Emergency powers were used to close a Blackpool takeaway after a dead rat was found in the cellar.
Such was the filth in the kitchen and dining areas of the Shalimar Gardens that environmental health officers feared for the health of customers.
Coun Gillian Campbell, Deputy Leader of Blackpool Council, said: “What we found at Shalimar Gardens was wholly unacceptable.”
Health officers feared the rat infestation could pass on illnesses such as salmonella, e-coli and even potentially deadly tuberculosis (TB).
A dead rat was found on the premises, as well as a large amount of rat droppings.
A notice stating the council’s intention to act had been placed in the windows of the Shalimar but had been removed and hidden under a pile of menus the court hearing was told.
The man currently running the Shalimar which cooks, curries, kebabs, pizzas and chicken, Mohammed Ishtiaq, of Whalley New Road, Blackburn, did not attend the hearing.
Prosecutor Lynda Bennett said: “This place will now not re-open until we are satisfied that the risks to the public are removed.”
She said the council had acted after a complaint about the dirty premises was made by a customer and added there had been concern about the state of the premises for years.
She said there was evidence of rodent droppings in the kitchen and cellars and a dead rat was discovered.
Council staff found a poor standard of cleanliness with food debris on the floor.
Ms Bennett said: “We believe there is a serious hygiene problem and an imminent risk to the public.
“We also have concerns about the way the official notice about the closure was removed.
“Rodents and in particular rats pose a serious health risk.
“They had access from the sewers because the lid did not fit and there were gaps at the bottom of doors where pests could get in.
“Rats can cause illness – even death. They cause salmonella, e coli and TB and their urine can cause Weils Disease.”
She said the premises had been previously made the subject of an emergency notice when they cooked food without a water supply.
Environmental health officer Carolyn Bland gave evidence describing how the sewer manhole cover had gaps around it.
She said: “When we arrived to inspect there was cooking going on despite dirt grease and an accumulation of waste food.
“There was a point of entry for rats from the sewers and I found a dead rat in the cellar.”

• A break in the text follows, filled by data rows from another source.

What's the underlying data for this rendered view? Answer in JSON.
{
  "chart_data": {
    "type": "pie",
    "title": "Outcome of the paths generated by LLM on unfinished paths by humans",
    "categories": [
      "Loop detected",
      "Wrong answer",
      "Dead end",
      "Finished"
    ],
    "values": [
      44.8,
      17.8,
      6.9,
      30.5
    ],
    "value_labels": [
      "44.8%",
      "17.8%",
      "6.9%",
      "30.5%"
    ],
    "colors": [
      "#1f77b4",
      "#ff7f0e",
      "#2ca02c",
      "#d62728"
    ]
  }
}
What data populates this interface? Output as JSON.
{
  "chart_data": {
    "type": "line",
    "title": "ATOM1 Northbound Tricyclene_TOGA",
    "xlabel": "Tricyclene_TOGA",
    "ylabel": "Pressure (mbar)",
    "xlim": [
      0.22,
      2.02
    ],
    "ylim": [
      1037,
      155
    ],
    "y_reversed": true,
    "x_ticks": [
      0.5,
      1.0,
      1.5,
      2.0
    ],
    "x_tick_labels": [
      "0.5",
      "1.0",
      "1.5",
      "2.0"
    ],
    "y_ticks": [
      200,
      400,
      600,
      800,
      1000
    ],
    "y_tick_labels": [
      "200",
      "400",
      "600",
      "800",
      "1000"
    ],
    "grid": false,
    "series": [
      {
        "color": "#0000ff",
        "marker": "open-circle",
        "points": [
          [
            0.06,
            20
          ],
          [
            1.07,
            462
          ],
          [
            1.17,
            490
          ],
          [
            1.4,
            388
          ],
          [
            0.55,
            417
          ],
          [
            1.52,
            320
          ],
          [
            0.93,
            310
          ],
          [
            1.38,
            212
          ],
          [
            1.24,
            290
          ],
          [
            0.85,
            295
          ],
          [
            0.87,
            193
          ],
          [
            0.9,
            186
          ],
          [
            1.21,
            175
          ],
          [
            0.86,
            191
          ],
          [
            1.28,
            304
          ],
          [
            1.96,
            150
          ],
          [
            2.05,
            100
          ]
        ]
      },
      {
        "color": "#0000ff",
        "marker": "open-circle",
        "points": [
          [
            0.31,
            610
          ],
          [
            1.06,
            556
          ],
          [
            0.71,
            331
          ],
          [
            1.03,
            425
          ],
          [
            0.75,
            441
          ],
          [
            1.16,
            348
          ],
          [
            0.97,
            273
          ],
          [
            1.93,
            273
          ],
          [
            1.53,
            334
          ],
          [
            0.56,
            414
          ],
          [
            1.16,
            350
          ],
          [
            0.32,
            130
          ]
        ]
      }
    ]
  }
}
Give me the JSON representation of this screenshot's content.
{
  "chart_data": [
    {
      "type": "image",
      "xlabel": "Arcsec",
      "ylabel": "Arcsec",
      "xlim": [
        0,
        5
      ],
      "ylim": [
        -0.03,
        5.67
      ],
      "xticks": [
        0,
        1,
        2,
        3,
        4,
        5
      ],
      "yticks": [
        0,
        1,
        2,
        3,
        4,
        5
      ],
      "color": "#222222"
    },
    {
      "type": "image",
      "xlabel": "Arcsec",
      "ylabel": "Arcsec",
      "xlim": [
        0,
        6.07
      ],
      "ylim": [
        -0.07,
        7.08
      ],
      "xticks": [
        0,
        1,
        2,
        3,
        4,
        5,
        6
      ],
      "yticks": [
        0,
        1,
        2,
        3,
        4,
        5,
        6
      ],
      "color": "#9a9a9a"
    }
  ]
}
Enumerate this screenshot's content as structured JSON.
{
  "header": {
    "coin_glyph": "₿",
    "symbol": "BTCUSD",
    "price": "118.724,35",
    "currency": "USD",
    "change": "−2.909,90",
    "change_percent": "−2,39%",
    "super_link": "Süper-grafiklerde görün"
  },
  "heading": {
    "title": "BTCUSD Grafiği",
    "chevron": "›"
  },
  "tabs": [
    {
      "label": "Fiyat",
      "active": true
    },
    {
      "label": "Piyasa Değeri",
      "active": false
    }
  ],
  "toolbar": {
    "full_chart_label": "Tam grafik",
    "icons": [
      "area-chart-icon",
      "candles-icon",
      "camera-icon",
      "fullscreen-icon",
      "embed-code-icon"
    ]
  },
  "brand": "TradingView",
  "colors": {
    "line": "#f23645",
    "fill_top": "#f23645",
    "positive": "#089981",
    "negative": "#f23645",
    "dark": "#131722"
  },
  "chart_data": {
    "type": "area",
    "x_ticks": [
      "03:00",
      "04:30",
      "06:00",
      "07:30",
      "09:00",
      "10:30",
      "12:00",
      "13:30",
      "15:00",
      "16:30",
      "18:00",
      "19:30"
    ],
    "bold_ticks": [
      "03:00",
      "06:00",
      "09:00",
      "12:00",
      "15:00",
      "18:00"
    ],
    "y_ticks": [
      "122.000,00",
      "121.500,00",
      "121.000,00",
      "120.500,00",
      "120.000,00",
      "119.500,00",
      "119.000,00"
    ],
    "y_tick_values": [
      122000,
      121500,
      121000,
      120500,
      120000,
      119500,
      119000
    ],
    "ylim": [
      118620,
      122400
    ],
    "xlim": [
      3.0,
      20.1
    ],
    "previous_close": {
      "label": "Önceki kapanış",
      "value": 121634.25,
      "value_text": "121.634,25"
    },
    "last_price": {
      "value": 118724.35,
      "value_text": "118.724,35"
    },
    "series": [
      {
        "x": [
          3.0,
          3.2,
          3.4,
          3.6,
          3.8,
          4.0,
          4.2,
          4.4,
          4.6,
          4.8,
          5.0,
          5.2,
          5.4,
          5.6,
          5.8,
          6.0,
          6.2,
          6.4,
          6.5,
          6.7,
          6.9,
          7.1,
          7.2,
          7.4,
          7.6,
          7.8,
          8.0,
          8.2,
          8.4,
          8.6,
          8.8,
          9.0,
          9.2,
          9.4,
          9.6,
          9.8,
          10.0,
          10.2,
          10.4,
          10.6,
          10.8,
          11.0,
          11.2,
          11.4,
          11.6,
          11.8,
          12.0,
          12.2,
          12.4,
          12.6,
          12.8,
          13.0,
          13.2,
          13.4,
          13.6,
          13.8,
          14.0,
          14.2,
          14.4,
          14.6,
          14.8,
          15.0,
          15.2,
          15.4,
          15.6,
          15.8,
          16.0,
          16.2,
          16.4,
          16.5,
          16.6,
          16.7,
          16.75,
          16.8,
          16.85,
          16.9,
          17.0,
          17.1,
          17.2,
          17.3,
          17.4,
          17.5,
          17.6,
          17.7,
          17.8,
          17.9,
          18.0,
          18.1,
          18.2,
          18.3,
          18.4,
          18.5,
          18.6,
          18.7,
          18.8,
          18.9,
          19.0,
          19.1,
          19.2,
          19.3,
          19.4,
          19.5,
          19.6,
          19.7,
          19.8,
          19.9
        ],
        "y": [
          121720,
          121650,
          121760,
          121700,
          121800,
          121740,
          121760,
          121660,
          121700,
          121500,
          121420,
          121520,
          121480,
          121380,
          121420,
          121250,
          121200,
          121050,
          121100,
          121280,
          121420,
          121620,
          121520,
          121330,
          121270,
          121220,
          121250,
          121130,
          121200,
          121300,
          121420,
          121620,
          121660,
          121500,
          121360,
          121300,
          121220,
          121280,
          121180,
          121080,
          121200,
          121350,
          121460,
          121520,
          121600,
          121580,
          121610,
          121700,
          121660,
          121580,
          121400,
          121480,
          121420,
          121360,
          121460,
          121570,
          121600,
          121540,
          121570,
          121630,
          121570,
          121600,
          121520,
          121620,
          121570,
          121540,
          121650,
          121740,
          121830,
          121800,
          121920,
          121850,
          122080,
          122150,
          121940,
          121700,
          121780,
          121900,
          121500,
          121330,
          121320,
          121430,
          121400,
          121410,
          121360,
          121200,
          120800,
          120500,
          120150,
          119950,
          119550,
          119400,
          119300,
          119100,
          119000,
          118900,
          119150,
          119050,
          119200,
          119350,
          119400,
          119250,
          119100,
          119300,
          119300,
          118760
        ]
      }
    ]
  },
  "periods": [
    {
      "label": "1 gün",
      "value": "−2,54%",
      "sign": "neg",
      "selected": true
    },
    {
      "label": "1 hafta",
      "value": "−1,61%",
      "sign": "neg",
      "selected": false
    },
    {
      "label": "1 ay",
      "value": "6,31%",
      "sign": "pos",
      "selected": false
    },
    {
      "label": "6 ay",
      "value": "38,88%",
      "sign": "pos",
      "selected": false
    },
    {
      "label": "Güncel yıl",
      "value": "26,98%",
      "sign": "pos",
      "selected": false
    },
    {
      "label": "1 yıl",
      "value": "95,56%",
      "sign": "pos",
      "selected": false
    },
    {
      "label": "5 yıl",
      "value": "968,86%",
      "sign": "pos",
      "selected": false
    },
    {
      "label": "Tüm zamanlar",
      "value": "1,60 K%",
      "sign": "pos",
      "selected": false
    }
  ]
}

Her colleague, Lindsay Milner, told the court she had monitored the premises since the inspection of Friday January 13.
One evening she had seen a light on in the kitchen and feared someone may have been cooking online takeaway orders.
However, when she entered she found a man cleaning and noticed a piece of broken worktop had been put over the unstable manhole area.
She said the Shalimar had enjoyed an up and down history – at one stage getting a four rating.
“But it always seems to slip back again,” she added.
Granting the order, magistrates praised the council team for reacting to the problem so quickly.
Coun Campbell, Deputy Leader of Blackpool Council, said: “What we found at Shalimar Gardens was wholly unacceptable and there was absolutely no way that we could allow this business to continue trading as it was.
“The owners have some serious work to do before we even consider lifting the ban on them serving food to the public. The kitchens need cleaning up, the vermin need removing and a solution to fix the manhole cover needs finding.
“We will not allow the takeaway to re-open until we are 100 per cent satisfied that it is clean and safe to serve food again.
“Let’s be clear, most food premises in Blackpool are clean and hygienic but we will not hesitate to act if we find business serving food to the public in unsafe conditions.
“Good practice for anybody eating out or buying a takeaway is to check the food hygiene rating of where you are eating.
“That rating will normally be placed on a window or door of the property, and if the rating isn’t displayed then you can check it at www.food.gov.uk/ratings.”
In 2007 the restaurant was gutted by a blaze which destroyed the kitchen and dining room. Up to 20 firefighters battled for three hours to bring flames under control.
The blaze began in the kitchen and quickly spread to the roof after fire shot up a 30ft chimney. Residents in first floor flats were sandwiched between the fire in the restaurant and that in the roof.